The third floor contains Knowledge Centers for each of the main fields of study (the diagram uses the main groups from the Universal Decimal Classification system, which are assigned floor space by the relative number of Wikipedia articles).
Floor four deals with Complex Issues such as interdepartmental issues, moral and cultural decisions, etc.
Management and Billing fill floor five, while satellite dishes on the roof allow for alternative forms of communication with the network of computers sending logic requests.
Logic Processing Plant, Draft 2
Having reviewed the first draft of the human logic processing plant, it seemed that a number of floors weren’t really necessary. Computers still function in the same way, only the logic processing elements need to be replaced by the person. Ultimately every computation is processed in low-level binary.
This led to a redesign of the processing plant which removed these excess floors and scaled each floor by its need relative to the floor above.
Alternative Logic Futures
Having taken the schematic diagrams to this point, it seemed that there wasn’t much further to be learnt from them without entirely reproducing a computer in building-form.

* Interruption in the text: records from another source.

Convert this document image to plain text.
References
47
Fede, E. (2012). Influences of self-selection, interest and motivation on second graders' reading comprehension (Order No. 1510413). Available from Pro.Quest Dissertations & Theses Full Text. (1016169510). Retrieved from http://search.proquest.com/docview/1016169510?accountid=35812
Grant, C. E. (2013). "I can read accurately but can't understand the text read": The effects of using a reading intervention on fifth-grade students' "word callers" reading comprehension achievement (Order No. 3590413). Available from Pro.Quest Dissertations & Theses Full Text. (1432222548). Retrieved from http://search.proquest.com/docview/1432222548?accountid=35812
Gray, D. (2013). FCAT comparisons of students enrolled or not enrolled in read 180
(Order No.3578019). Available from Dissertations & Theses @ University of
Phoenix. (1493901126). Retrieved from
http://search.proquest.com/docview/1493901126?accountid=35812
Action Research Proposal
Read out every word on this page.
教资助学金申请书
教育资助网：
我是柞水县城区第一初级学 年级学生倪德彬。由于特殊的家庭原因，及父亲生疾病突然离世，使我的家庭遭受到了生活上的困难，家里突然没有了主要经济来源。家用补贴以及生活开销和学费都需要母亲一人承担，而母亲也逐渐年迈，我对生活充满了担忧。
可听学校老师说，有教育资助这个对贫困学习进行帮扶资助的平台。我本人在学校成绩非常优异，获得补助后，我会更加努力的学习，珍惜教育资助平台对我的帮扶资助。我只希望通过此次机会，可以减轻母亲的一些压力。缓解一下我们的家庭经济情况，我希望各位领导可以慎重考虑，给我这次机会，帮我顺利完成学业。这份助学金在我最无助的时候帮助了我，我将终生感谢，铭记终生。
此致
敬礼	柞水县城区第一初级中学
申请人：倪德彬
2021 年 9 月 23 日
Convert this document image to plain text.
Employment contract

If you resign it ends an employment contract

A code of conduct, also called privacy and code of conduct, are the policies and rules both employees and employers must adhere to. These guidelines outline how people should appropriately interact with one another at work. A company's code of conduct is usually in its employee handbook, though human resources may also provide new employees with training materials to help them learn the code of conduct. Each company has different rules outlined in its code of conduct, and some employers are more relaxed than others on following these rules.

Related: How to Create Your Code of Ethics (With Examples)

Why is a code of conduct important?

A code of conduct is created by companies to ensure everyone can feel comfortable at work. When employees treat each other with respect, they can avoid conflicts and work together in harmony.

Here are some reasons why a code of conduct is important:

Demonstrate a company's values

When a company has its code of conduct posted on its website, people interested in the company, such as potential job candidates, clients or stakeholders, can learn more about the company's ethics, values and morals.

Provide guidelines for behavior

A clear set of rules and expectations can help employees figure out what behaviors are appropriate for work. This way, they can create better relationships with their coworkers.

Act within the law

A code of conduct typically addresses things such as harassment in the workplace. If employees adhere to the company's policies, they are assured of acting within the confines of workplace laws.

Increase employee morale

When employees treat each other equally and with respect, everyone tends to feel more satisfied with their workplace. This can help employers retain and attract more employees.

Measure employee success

Instead I began to imagine what might happen as competition arises, the industry looks to save costs and increase efficiency, and innovations occur.
I imagined that at some stage someone might explore training animals to process logic. (My research led me to a large number of real experiments and scientific studies in this area!) Using reward-training, at first someone trains chickens to respond to these binary requests. They are not as reliable, but much cheaper than humans and humans can be hired to check a percentage of the chicken output. A number of years later, someone begins working with dolphins and within a short period of time dolphin logic-farms begin to emerge.
For the next stage of the project, I took these ideas and designed a diagram of one such dolphin logic-farm.
A Dolphin logic-farm. View zoomable PDF
The evolution of non-computational logic processing
Error Experiments
Thinking about the differing levels of error in each of theses logic processing methods, I did some reading on Bit Error Rates and began to speculate on the different error rates of each of these ‘technologies’.
I created a simple Processing app for simulating human logic processing. I asked a number of volunteers to perform 100 binary calculations as fast and as accurately as possible.
30% Bit Error Rate
Taking these experiment results as well as speculating error rates for chickens and dolphins, I imagined how these ‘technologies’ might be combined to created new logic processing structures within existing company hierarchies. Large numbers of requests can be processed cheaply by chickens, but dolphins act as a mid-level quality control system which is further checked by humans within the overall structure of the business providing this service.
Reflections
This project has really informed my design methodology, a new way of working which I had been using elsewhere but that I was really able to define through the explorations of this project. The project moved from my initial materials explorations to a design fiction to a coded sketch. This then became a diagram which lead to another experiment which again informed a further diagram.
This moving between modes of making or formats, which I was introduced to in the Authoring Critical Media Structures project, has really become an important part of my work and I think will serve me well next year particularly during the initial phase of my thesis research. Having written about and been inspired by Rosenberg’s model of creative research, I feel that I am finally beginning to define for myself a methodology which moves between the centripetal and the centrifugal.
The project has also allowed me to explore new methods for distorting and recontextualizing code structures and their relationship with human interactions and routines. There are a variety of questions that this project has left me with which will feed into my thesis research. How does the human-computer relationship shift when code procedures become routines performed by a person? What distinctions do we make between the quality or character of machine error in contrast to human error? And how do these distinctions blur as code/user roles are inverted?